Security

Could someone please give me an example of a policy to do mac based authentication via two different devices. Right now I have 2 policies, one for Ap's and one for IP phones. No matter how I have it set everything stops at the first policy. I'm looking for individual policies for Phones, AP's, and Printers.

 

Thanks

Take a look at the MAC auth service configurations in the ClearPass Solution Guide for Wired Policy Enforcement.

Hi,

 

 

Thanks for the reply. I directly copied and pasted your suggestion into google and it came up with a pdf linked by you. While browsing it it appears that the example involves placing all MAB devices into one policy. Is this the only method outside from the second example of providing a captive portal? I would really like to have individual policies for printers, AP's, and IP phones, opr did I miss something in the document?

 

Thanks

You have multiple rules in a single enforcement policy, yes. This is how ClearPass works.

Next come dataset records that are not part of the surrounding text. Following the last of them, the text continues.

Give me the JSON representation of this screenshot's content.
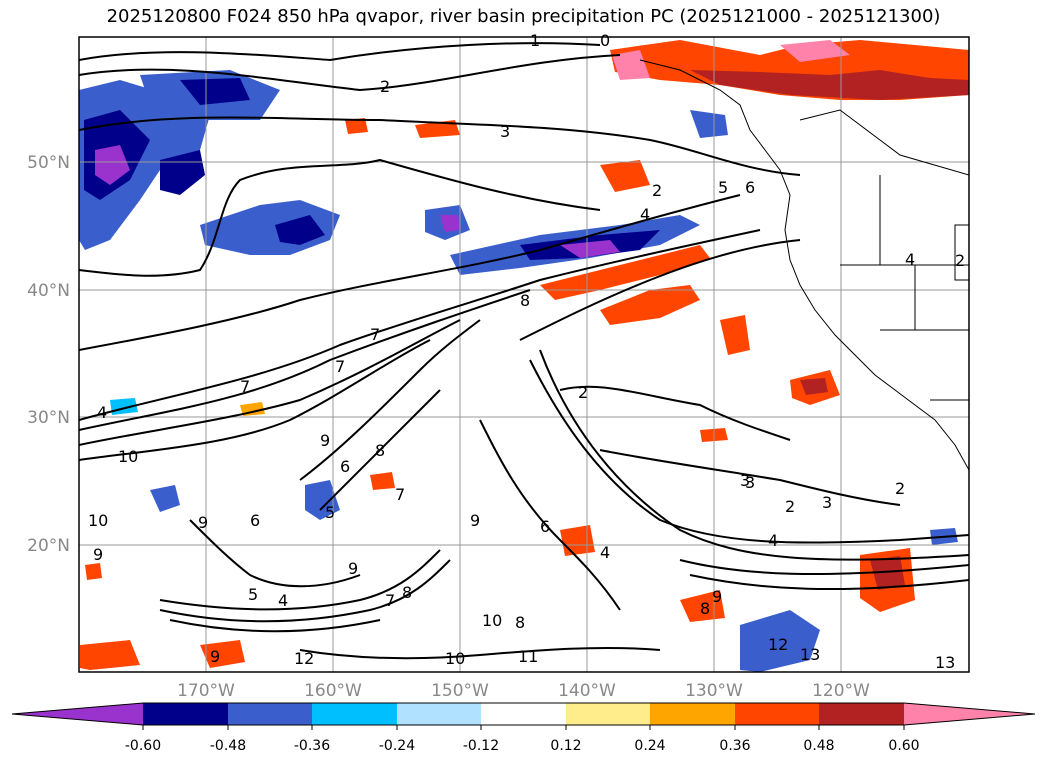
{
  "title": "2025120800 F024 850 hPa qvapor, river basin precipitation PC (2025121000 - 2025121300)",
  "lat_labels": [
    "50°N",
    "40°N",
    "30°N",
    "20°N"
  ],
  "lon_labels": [
    "170°W",
    "160°W",
    "150°W",
    "140°W",
    "130°W",
    "120°W"
  ],
  "colorbar": {
    "ticks": [
      "-0.60",
      "-0.48",
      "-0.36",
      "-0.24",
      "-0.12",
      "0.12",
      "0.24",
      "0.36",
      "0.48",
      "0.60"
    ],
    "colors": [
      "#9a32cd",
      "#00008b",
      "#3a5fcd",
      "#00bfff",
      "#b0e2ff",
      "#ffffff",
      "#ffec8b",
      "#ffa500",
      "#ff4500",
      "#b22222",
      "#ff82ab"
    ]
  },
  "contour_labels": [
    "1",
    "0",
    "2",
    "3",
    "2",
    "4",
    "5",
    "6",
    "8",
    "4",
    "7",
    "7",
    "7",
    "4",
    "10",
    "9",
    "6",
    "8",
    "7",
    "9",
    "9",
    "10",
    "9",
    "5",
    "4",
    "5",
    "6",
    "9",
    "7",
    "8",
    "2",
    "3",
    "3",
    "2",
    "4",
    "2",
    "10",
    "8",
    "11",
    "10",
    "12",
    "9",
    "8",
    "13",
    "12",
    "13",
    "9",
    "6",
    "2",
    "4",
    "3"
  ],
  "icons": {
    "colorbar_min_arrow": "triangle-left",
    "colorbar_max_arrow": "triangle-right"
  }
}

OK. So I was right in assuming that Clearpass stops at the first authentication match then evaluates the rules for a match, whereas Cisco ISE does not stop processing rules until there is an authorization match even if there are multiple matching authentication methods.

 

Its probably best for me to just allow the SE to configure this, as Clearpass does not make as much sense as ISE did when I configured it 5yrs ago.

 

 

Thanks for the time saver.

Policy is about matching explicit conditions, like a firewall rule. Matching all doesn't really make sense and leaves a lot of room for misconfiguration resulting in the wrong access granted.